Another way to evaluate the GAN is to calculate the Adversarial Accuracy. This measurement is used to determine the level of overfitting or underfitting of the network, where an ideal value of all AA values is 0.5. Essentially this measurement looks at how how often the nearest neighbor alignment to a generated or input alignment is another generated (AAsynth) or input alignment (AAtruth) , respectively, in some multidimensional space. For a perfectly fit model, generated alignments would be next to other generated alignments 50% of the time and similarly for input alignments, resulting in an AAts score of 0.5. For more information see Yelmen et al. (2021). Below, AAts is above 0.5 indicating the model is underfitting, but it is closely tracking with the AAtruth and AAsynth values, meaning the underfitting isn't from the model focusing on some smaller part of the input alignment distribution.

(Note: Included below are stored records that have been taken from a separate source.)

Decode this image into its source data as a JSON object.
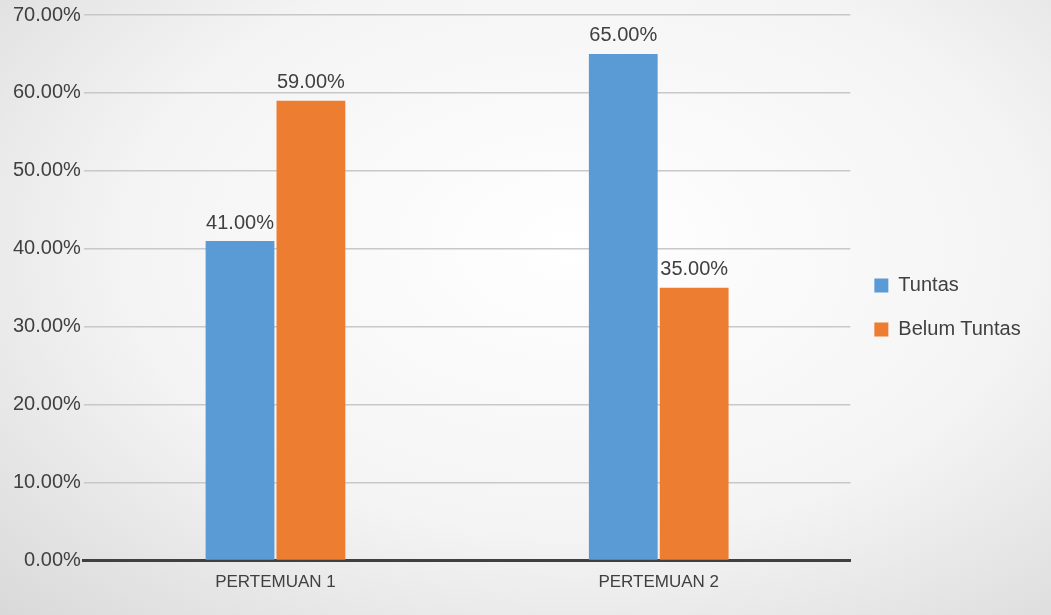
{
  "chart_data": {
    "type": "bar",
    "categories": [
      "PERTEMUAN 1",
      "PERTEMUAN 2"
    ],
    "series": [
      {
        "name": "Tuntas",
        "color": "#5b9bd5",
        "values": [
          41,
          65
        ],
        "value_labels": [
          "41.00%",
          "65.00%"
        ]
      },
      {
        "name": "Belum Tuntas",
        "color": "#ed7d31",
        "values": [
          59,
          35
        ],
        "value_labels": [
          "59.00%",
          "35.00%"
        ]
      }
    ],
    "ylim": [
      0,
      70
    ],
    "yticks": [
      {
        "value": 0,
        "label": "0.00%"
      },
      {
        "value": 10,
        "label": "10.00%"
      },
      {
        "value": 20,
        "label": "20.00%"
      },
      {
        "value": 30,
        "label": "30.00%"
      },
      {
        "value": 40,
        "label": "40.00%"
      },
      {
        "value": 50,
        "label": "50.00%"
      },
      {
        "value": 60,
        "label": "60.00%"
      },
      {
        "value": 70,
        "label": "70.00%"
      }
    ],
    "grid": "y",
    "legend": "right"
  }
}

Additional ways to evaluate include investigating the output of the GAN in more detail and looking at metrics relevant to population genetics, such as the SFS. Enabling plotting (--plot) will automatically generate these (and the above 2DSWD and AA plots) in your output directory.
Yelmen, Burak, et al. "Creating artificial human genomes using generative neural networks." PLoS genetics 17.2 (2021): e1009303.